Italienische Zeithistoriker - und hohe Verantwortliche der ehemaligen KPI selbst1 - sprechen mittlerweile von einer "Gladio rossa", die wie die westlichen Gladio-Geheimmilizen im Auftrag ihrer Regierungen einen Einsatz nicht nur für den Tag X einer Invasion einübten, sondern zur Destabilisierung der gesellschaftlichen Verhältnisse verdeckte Anschläge bereits im Hier und Jetzt vorsahen. Dies alles im Namen des Antikommunismus. Von alten Freunden der DDR und Stasi-Funktionären wird heute selbstredend geleugnet, dass es diese Geheimmilizen auch im Osten gab. Jede Regierung leugnet zusammen mit ihren Anhängern diese Art illegaler, paramilitärischer Organisationen. Es ist immer nur ein kleiner Kreis in ihre Existenz eingeweiht. Der venezianische Staatsanwalt Felice Casson, der in den späten 80er Jahren erstmals auf die NATO-Geheimtruppen stieß und damit einen NATO-weiten Skandal auslöste, ist der Meinung, dass es derartige Einrichtungen immer gab und immer geben wird.2

Italienisches Gladio-Abzeichen

Während nach außen die Politik der friedlichen Koexistenz3 propagiert wurde, blieben die Kommunisten die Partei des revolutionären Kampfes gegen den Kapitalismus. Natürlich haben sie alle internationalen Konventionen gegen den Terrorismus unterzeichnet und lehnten ihn nach außen generell und mit Entschiedenheit ab. So natürlich auch Terroranschläge, bei denen sie im Hintergrund selbst die Drahtzieher waren. Eine Doppelgleisigkeit, die jedoch nicht nur im Osten perfekt funktionierte. Bei entwickelter Geheimpolitik ist sie genau so im Westen anzutreffen. Darum zu wissen ist im Umgang mit den Stasi-Akten wichtig. Nicht nur, dass man dort auf Dinge stößt, die mit der offiziellen politischen Linie nach außen nicht zu decken sind. Es gilt aus Gründen der Konspiration auch nach innen die offizielle Diktion für das internationale diplomatische Parkett zu vertreten. Die geheime Linie muss vor eigenen oder feindlichen Mitwissern geschützt werden. Je intensiver der Gesetzesbruch und der Widerspruch zur politischen Linie, desto stärker die Vertuschung und Legendierung oder Tarnung einer Sache. Geheimdiensten ist auch eigen, intern geheime, also einem nur kleinen Kreis bekannte Unterabteilungen mit besonders verschlossenen Archiven einzurichten. Für gewissenhafte Historiker, die zur Wahrheit vordringen wollen, ein nicht einfach zu lösendes Problem.

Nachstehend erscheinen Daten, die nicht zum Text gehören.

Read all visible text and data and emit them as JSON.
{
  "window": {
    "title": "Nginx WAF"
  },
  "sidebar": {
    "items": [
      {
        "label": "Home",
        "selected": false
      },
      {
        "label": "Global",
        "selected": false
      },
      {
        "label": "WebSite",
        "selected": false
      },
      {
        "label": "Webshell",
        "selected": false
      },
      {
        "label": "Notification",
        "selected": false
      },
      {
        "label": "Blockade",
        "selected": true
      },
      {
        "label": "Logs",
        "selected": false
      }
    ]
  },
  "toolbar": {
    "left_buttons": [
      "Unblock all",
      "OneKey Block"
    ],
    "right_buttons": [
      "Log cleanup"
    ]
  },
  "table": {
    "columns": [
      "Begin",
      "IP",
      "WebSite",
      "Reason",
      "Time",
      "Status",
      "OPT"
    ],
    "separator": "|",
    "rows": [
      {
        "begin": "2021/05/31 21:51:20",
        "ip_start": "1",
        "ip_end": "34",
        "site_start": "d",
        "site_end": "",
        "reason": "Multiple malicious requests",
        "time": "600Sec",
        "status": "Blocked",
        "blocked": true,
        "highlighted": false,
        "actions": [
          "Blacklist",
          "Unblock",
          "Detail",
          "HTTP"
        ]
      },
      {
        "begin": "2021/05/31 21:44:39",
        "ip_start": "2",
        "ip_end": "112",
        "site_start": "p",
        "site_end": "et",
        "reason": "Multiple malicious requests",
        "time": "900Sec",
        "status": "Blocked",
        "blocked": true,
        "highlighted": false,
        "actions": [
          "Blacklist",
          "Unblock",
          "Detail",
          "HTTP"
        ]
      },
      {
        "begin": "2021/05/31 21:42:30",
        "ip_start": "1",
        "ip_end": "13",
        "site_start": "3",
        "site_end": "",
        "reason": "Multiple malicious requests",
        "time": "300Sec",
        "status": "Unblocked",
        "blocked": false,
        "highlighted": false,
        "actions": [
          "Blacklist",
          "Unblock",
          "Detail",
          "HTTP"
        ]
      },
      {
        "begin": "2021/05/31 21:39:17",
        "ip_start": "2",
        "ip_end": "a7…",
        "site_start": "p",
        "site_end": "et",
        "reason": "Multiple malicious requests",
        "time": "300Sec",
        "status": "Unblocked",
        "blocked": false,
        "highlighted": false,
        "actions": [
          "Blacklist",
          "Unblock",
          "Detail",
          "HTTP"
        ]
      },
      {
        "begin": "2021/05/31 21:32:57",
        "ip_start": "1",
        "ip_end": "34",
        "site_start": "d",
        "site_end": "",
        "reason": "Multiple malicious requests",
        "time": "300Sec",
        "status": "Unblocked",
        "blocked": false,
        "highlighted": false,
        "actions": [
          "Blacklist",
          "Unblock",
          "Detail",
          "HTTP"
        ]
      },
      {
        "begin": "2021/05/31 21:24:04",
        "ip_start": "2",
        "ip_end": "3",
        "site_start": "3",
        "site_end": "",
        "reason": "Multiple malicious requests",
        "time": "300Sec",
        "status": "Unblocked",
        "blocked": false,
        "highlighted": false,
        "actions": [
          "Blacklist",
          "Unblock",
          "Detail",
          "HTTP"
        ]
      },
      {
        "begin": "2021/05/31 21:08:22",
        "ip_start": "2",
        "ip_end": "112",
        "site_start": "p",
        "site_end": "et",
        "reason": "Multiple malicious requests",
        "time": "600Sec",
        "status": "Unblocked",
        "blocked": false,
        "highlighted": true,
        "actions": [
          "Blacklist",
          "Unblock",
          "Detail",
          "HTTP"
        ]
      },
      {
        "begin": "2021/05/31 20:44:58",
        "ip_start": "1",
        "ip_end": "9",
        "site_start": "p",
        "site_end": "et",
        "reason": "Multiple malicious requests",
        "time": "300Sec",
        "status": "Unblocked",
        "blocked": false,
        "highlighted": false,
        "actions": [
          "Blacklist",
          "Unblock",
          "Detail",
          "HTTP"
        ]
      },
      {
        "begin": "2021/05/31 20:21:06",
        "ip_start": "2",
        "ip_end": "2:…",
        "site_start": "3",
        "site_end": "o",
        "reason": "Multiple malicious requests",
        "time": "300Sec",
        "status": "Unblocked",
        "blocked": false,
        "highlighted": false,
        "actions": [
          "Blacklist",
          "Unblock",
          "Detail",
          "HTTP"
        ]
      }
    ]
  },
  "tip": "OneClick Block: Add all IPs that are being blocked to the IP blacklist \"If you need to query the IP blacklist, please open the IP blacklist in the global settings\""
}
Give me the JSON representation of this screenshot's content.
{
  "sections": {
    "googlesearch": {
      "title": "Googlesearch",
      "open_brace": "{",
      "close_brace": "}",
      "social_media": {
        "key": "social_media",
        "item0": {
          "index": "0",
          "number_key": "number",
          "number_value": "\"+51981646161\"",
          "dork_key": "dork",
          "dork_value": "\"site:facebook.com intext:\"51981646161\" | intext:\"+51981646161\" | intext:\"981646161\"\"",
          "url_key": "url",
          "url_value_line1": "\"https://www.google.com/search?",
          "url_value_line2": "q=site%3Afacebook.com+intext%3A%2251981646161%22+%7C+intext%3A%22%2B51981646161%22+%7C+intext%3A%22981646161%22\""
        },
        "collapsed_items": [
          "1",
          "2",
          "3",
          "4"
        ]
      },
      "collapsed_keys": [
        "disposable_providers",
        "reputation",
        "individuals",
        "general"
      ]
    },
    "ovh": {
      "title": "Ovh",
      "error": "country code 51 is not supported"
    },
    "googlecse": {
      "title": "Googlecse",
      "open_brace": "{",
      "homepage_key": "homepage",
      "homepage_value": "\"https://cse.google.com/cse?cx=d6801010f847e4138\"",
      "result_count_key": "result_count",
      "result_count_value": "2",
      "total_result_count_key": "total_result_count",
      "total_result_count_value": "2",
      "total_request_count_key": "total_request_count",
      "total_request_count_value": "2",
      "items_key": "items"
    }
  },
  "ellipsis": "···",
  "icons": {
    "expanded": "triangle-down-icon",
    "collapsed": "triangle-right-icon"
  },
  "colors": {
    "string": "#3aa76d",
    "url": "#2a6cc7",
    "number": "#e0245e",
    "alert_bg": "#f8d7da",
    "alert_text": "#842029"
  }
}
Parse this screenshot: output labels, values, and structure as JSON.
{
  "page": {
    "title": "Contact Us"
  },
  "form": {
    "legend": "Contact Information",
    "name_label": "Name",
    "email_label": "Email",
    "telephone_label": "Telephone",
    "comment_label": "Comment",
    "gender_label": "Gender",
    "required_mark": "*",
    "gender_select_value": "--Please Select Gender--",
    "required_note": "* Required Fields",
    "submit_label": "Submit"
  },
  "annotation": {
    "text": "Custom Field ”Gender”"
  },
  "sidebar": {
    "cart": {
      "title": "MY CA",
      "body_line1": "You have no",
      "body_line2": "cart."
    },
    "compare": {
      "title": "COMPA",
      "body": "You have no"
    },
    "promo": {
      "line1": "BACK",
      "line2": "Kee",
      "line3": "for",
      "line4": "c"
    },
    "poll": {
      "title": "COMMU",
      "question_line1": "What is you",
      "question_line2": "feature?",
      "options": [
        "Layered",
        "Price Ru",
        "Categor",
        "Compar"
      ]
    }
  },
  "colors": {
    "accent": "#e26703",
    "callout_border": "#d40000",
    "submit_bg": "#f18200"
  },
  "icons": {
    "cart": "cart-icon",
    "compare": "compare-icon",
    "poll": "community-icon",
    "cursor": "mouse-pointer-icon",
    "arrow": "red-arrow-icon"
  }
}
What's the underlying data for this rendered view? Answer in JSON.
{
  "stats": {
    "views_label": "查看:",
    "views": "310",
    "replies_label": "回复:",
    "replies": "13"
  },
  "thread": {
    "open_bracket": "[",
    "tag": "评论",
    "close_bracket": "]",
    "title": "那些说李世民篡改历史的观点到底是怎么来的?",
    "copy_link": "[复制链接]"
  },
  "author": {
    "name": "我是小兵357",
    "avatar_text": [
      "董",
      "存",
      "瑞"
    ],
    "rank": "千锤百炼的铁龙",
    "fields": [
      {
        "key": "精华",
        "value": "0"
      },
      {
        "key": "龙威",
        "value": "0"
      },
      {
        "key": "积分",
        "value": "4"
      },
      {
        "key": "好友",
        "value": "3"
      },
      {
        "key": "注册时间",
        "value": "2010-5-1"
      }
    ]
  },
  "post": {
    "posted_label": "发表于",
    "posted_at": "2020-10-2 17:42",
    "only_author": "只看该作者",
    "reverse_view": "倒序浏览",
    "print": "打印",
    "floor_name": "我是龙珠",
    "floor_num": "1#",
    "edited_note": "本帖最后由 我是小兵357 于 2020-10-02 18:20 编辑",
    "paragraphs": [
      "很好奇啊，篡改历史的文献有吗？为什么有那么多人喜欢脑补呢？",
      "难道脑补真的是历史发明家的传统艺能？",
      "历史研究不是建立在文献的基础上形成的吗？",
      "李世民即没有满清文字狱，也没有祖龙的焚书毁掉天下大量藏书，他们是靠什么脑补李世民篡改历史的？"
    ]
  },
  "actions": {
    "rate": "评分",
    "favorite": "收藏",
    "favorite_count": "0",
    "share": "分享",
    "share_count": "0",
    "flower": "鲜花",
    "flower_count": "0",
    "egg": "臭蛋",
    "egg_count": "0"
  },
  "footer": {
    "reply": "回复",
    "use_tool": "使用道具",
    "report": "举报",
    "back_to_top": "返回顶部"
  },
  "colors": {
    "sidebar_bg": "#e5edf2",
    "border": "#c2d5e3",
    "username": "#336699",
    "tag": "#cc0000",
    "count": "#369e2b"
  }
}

Die hier schon anfangs erwähnten paramilitärischen Ausbildungslager in der CSSR wurden auch in der DDR aufgebaut. Die Geheime Verschlusssache GVS 516/59 beim ZK der SED stellte 1959 fest:

Der Auftrag, im Bereich der NVA eine Verwaltung aufzubauen, die mit der Aufgabe betraut ist, bei Angriffshandlungen der Bundeswehr auf die DDR im Hinterland des Feindes eine wirkungsvolle Partisanentätigkeit zu entfalten, wurde bis zum Frühjahr 1959 im wesentlichen erfüllt.

Das sind klassische Stay-behind-Truppen, wie sie zunächst auch innerhalb der NATO für den Fall eines offenen Kriegsausbruchs aufgebaut wurden. Dann, als aktiver Einsatz im verdeckten Kalten Krieg anstand, unterstellte man sie der Führung der CIA und den jeweiligen Inlandsgeheimdiensten. In der DDR hieß das natürlich nicht Stay-behind, sondern "Partisanenaufbau". Verantwortlich für diesen Aufbau mit dem internen Verwaltungsnamen "Abteilung zur besonderen Verwendung" (AzbV) war ab 1955 innerhalb der Nationalen Volksarmee Markus Wolf. Dann ging diese Abteilung wie im Westen auch in der DDR Anfang/Mitte der 60er Jahre von der Zuständigkeit des Militärs auf den Geheimdienst über. Später bekam sie den nicht weniger harmlosen Namen AGM/ S (Arbeitsgruppen des Ministers/Sonderaufgaben)4 mit drei Stützpunkten in der DDR-Provinz und wird schließlich kurz vor dem Fall der Mauer bezeichnenderweise in die zur Hauptabteilung aufsteigende Abteilung XXII zur sogenannten "Terrorabwehr" integriert.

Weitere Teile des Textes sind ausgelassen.